Potential to Investment: Through the period of the analysis, the company has continuously kept its profit margins above 90%. Strong operational profitability and efficiency are indicated by this, which is excellent news for investors looking for steady profits.
Debt-To-Equity
Market factors and strategic choices caused Mr. Ahmad's debt-to-equity ratio to change between 2013 and 2023. It decreased from 89.9% in 2013 to 62.1% in 2017, indicating less dependence on debt and steady operations. Due to borrowing for operations and facility construction during COVID-19, the ratio rose to 72.5% in 2020; however, it decreased little to 72.4% in 2021. It decreased even further to 70.7% in 2022 as a result of debt payback initiatives.
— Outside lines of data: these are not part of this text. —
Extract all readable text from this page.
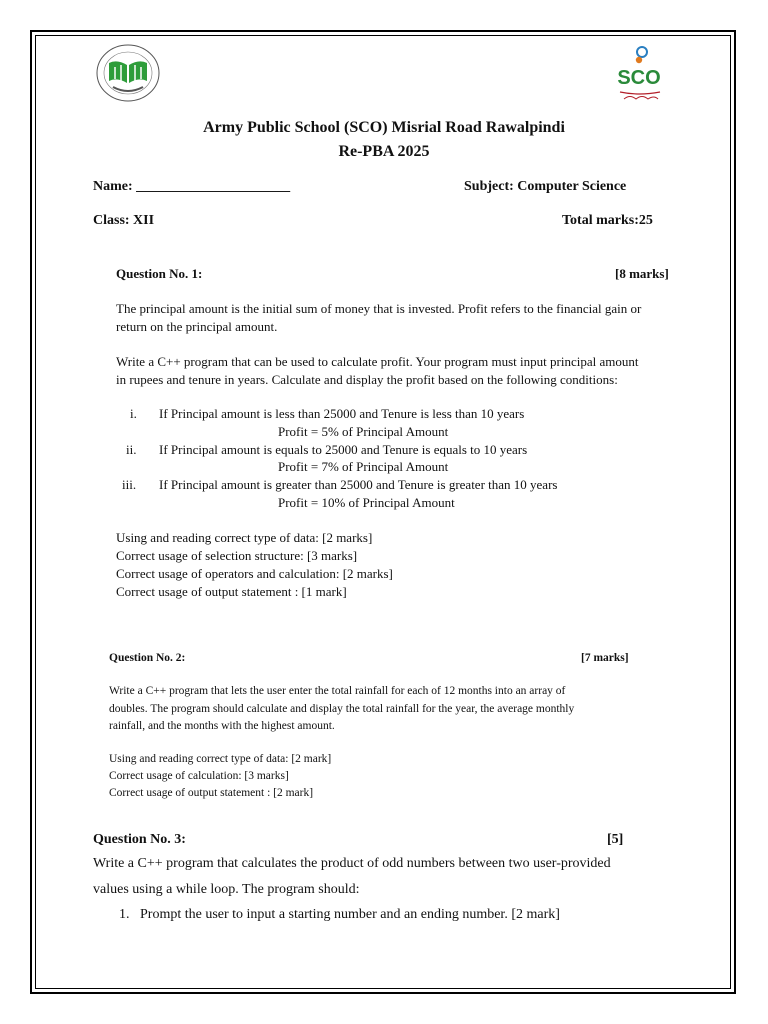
SCO
Army Public School (SCO) Misrial Road Rawalpindi
Re-PBA 2025
Name: ______________________	Subject: Computer Science
Class: XII	Total marks:25
Question No. 1:	[8 marks]
The principal amount is the initial sum of money that is invested. Profit refers to the financial gain or
return on the principal amount.
Write a C++ program that can be used to calculate profit. Your program must input principal amount
in rupees and tenure in years. Calculate and display the profit based on the following conditions:
i. If Principal amount is less than 25000 and Tenure is less than 10 years
Profit = 5% of Principal Amount
ii. If Principal amount is equals to 25000 and Tenure is equals to 10 years
Profit = 7% of Principal Amount
iii. If Principal amount is greater than 25000 and Tenure is greater than 10 years
Profit = 10% of Principal Amount
Using and reading correct type of data: [2 marks]
Correct usage of selection structure: [3 marks]
Correct usage of operators and calculation: [2 marks]
Correct usage of output statement : [1 mark]
Question No. 2:	[7 marks]
Write a C++ program that lets the user enter the total rainfall for each of 12 months into an array of
doubles. The program should calculate and display the total rainfall for the year, the average monthly
rainfall, and the months with the highest amount.
Using and reading correct type of data: [2 mark]
Correct usage of calculation: [3 marks]
Correct usage of output statement : [2 mark]
Question No. 3:	[5]
Write a C++ program that calculates the product of odd numbers between two user-provided
values using a while loop. The program should:
1. Prompt the user to input a starting number and an ending number. [2 mark]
These patterns demonstrate how his firm has been impacted by fluctuations in the oil price, global economic conditions, and the expansion of Islamic banking.
Potential to Investment: The company's attempts to reduce debt and preserve steady operations are demonstrated by the initial fall, which occurred from 2013 to 2017 and reached its lowest point. This illustrates a systematic strategy to manage their finances, which is encouraging for investors.
PE RATIO
Between 2013 and 2023, Mr. Ahmad's Price-to-Earnings (PE) ratio varied a lot as a result of strategic choices and market conditions. It increased from 9.5% in 2013 to 14.0% in 2014 and then decreased little to 12.8% in 2015. Positive market optimism and rising healthcare demand drove the ratio's steady increase to 16.6% in 2018. However, because of market turbulence and disruptions in the healthcare sector, it fell to 10.9% in 2020. Driven by investor confidence during COVID-19, the ratio jumped to 36.1% in 2022 but fell precipitously to 11.7% in 2023. In the future, it is anticipated to progressively increase to 18.6%.
Potential to Investment: From 2013 to 2018, Al-'Aqar's PE Ratio increased steadily, reaching a high of 16.6%. This shows the company was continuously gaining the trust of investors and demonstrating promise in terms of earnings growth.